Size matters when building physical things. Your bookshelf needs to be tall, wide and deep enough for your books. If the garage is too small, you won’t be able to fit your truck.
Rows and columns have been around since the early days of data processing, but Dan Bricklin brought this paradigm to the masses when he invented VisiCalc. His digital structure allowed us to perform operations on entire rows or columns of information. This is a very powerful concept. It allows a great deal of analysis to be done and great insight to be delivered. It is, however, still rooted in the same constraint as the book shelf or garage; how tall, wide, and deep must the structure be?
Semantic technology flips this constraint on its head by shifting away from structure and focusing on meaning.
Meaning, unlike books, has no physical size or dimension.
Meaning will have volume when we commit it to a storage system, but it remains shapeless just like water. There is no concept of having to organize water in a particular order or structure it within a vessel. It simply fills the available space.
At home, we use water in its raw form. It’s delivered to us through a system of pipes as a liquid, which is then managed according to its default molecular properties. When thirsty, we pour it into a glass. If we want a cold beverage, we freeze it in an ice cube tray. Heated into steam, it gives us the ability to make cappuccino.
We don’t have different storage or pipes to manage delivery in each of these forms; it is stored in reservoirs and towers and is delivered through a system of pipes as a liquid. Only after delivery do we begin to change it for our consumption patterns. Storage and consumption are disambiguated from one another.
Semantic technology treats meaning like water. Data is stored in a knowledge graph, in the form of triples, where it remains fluid. Only when we extract meaning do we change it from triples into a form to serve our consumption patterns. Semantics effectively disambiguates the storage and consumption concerns, freeing the data to be applied in many ways previously unavailable.
Meaning can still be extracted in rows and columns where the power of aggregate functions can be applied. It can also be extracted as a graph whose shape can be studied, manipulated, and applied to different kinds of complex problem solving.

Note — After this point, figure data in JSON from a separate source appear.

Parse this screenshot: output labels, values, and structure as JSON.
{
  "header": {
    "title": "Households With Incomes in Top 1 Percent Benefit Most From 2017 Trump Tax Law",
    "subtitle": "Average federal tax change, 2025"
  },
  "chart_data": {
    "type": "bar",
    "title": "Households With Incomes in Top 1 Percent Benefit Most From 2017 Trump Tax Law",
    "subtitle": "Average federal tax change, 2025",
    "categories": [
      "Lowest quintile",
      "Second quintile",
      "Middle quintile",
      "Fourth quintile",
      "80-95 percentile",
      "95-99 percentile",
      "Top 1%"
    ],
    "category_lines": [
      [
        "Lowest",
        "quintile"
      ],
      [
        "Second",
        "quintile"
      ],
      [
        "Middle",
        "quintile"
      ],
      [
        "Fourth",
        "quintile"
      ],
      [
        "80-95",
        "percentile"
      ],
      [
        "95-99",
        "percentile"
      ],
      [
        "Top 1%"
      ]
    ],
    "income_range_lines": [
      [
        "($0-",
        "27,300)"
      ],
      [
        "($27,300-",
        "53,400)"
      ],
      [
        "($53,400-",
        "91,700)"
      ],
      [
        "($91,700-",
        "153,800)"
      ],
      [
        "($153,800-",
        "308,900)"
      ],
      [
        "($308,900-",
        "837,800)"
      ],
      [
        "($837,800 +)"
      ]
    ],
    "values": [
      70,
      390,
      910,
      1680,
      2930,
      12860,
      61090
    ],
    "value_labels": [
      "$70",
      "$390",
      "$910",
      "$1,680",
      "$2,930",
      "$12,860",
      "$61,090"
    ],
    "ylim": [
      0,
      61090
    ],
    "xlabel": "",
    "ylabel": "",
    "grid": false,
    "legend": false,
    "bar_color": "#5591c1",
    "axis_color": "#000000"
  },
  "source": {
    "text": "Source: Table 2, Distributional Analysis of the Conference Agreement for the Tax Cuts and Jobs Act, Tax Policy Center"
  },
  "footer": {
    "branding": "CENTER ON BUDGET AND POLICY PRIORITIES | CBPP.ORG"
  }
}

This is possible because semantic technology works at the molecular level preventing structure from being imposed prematurely.
Knowledge graphs are made up of globally unique information units (atoms) which are then combined into triples (molecules). Unlike water’s two elements, ontologies establish a large collection of elements from which the required set of triples (molecules) are created. Triples are comprised of a Subject, Predicate, and Object. Each triple is an assertion of some fact about the Subject. Triples in the knowledge graph are all independently floating around in a database affectionately known as a “bag of triples” because of its fluid nature.
Semantic technology stores meaning in a knowledge graph using Description Logics to formalize what our minds conceptualize. Water can be stored in many containers and still come out as water just like a knowledge graph can be distributed across multiple databases and still contain the same meaning. Data storage and data consumption are separate concerns that should be disambiguated from one another.
Semantic technology is here, robust and mature, and fully ready to take on enterprise data management. Rows and columns have taken us a long way, but they are getting a bit soggy.
It’s time to stop imposing artificial structure when storing our data and instead focus on meaning. Let’s make semantic technology our default approach to handling the data tsunami.